Profit and social reform are mutually exclusive concepts

“The system has long outgrown the small, village-based enterprises that existed when economist Adam Smith wrote his seminal The Wealth of Nations, where he postulated the existence of an "invisible hand" that moderated supply and demand, prices and profits, to the benefit of all.

Today we live in a world of large, transnational corporations that still function on the principles outlined by Smith. This, simply put, is that businesses compete to supply the demands of the marketplace and they succeed only by providing the right product at the right price.

Bornstein gives examples of "non-profits" changing government policy or mind-sets. But the question remains: has anything changed fundamentally? Have their new ideas merely been assimilated into a system that contradicts the whole idea of non-profits and collectivism?

There is obviously no invisible hand to control the system.

This has resulted in the "absurdity" of overproduction and overcapacity to produce everything from textiles to computer chips. The result is cut-throat and increasingly bitter competition between corporations. Companies are constantly looking for cheaper methods of production


bschlog’ writes in Bbbbblllllbbblblodschbg (16 September) HERE:
“Adam Smith: made of fail”

“As the subprime mortgage crisis tumbles more and more dominos, it’s becoming clearer that, in fact, corporations need the visible hand of government to keep them from spinning out of control. Free marketeers be damned. The evidence is against them.”

What do these posts have in common? They have all been sold the myth of the Invisible Hand and labelled Adam Smith.

No doubt replicated all over the place in the midst of the present financial turbulence, ensuring that the chickens are homeward bound to roost.

Correspondents regularly ask me why I bother repudiating the invisible hand as being related to Adam Smith’s authorship, when I am not charged with misunderstanding the metaphor (even by distinguished scholarly colleagues).

Well, modern economists created a stick with which to beat those who doubted the significance of general equilibrium models or who challenged the alleged mystical (even divine) workings of commercial economies that somehow (never explained) ensured it produced the optimum outcome for the public good because, they assert with absolutely no evidence Adam Smith said so.

Now the believers and those who oppose markets on principle (strange, given the universal poor results, both personal and in terms of the public good of these tried and untried alternatives) are using the trumpeted myth of the invisible hand (which had nothing to do with Adam Smith on how markets work) to beat back the defenders of markets as better able to deliver what people want than politicians, single-issue campaigners, and anger-driven reformers.

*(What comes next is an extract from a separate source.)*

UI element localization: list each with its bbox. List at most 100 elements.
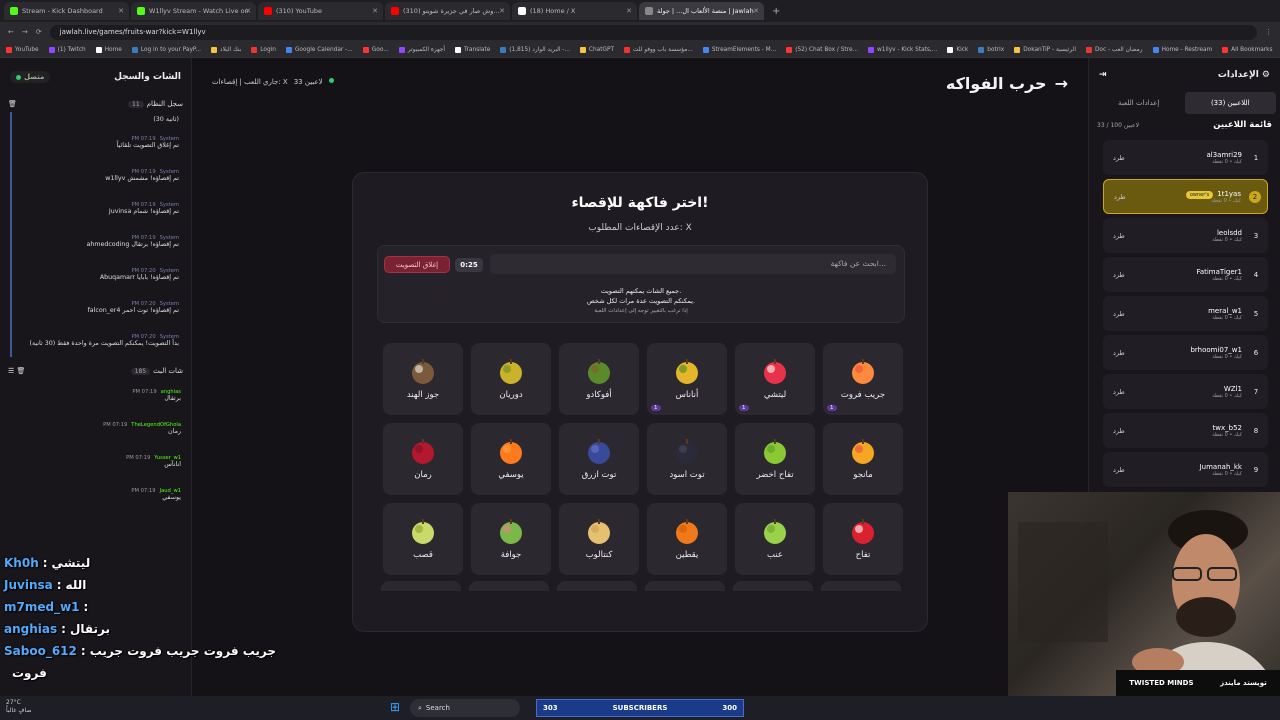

There are many roles for the state, as Adam Smith acknowledged and which I regularly remind readers of on Lost Legacy. He was not opposed to state intervention in serious emergencies, and example of which you can read in his writings on the free trade in corn and his clear statements in favour of public intervention when corn markets are severely disrupted, often by cack-handed politicaly motivated ‘anti-dearth’ programmes that often initiate the famines they seek to avoid, Book IV, Wealth Of Nations).

In the storm of anti-market hysteria that builds up when events overrun normality we should quietly explain how economies work, how they recover, and what those politicians, who smugly believe that a week is a ‘long time’, are doing to make things worse, unintentionally of course.

All taxpayers’ money that governments mobilise to ‘support’ the economy originate in the commercial sector. If that dies, the economy dies – witness Zimbabwe; witness the release of commercial behaviours in India and China, as the state has pulled back from doing what it is not very good at; and witness how commercial actions of profitable businesses overcome the fall-out from banks in trouble (compare HBOS-Loyds TSB with the dragged-out saga of Northern Rock).

Maybe, economists should concentrate on how markets work and not on mythical nonsense about invisible hands (and that other nonsense of the visible hands of governments).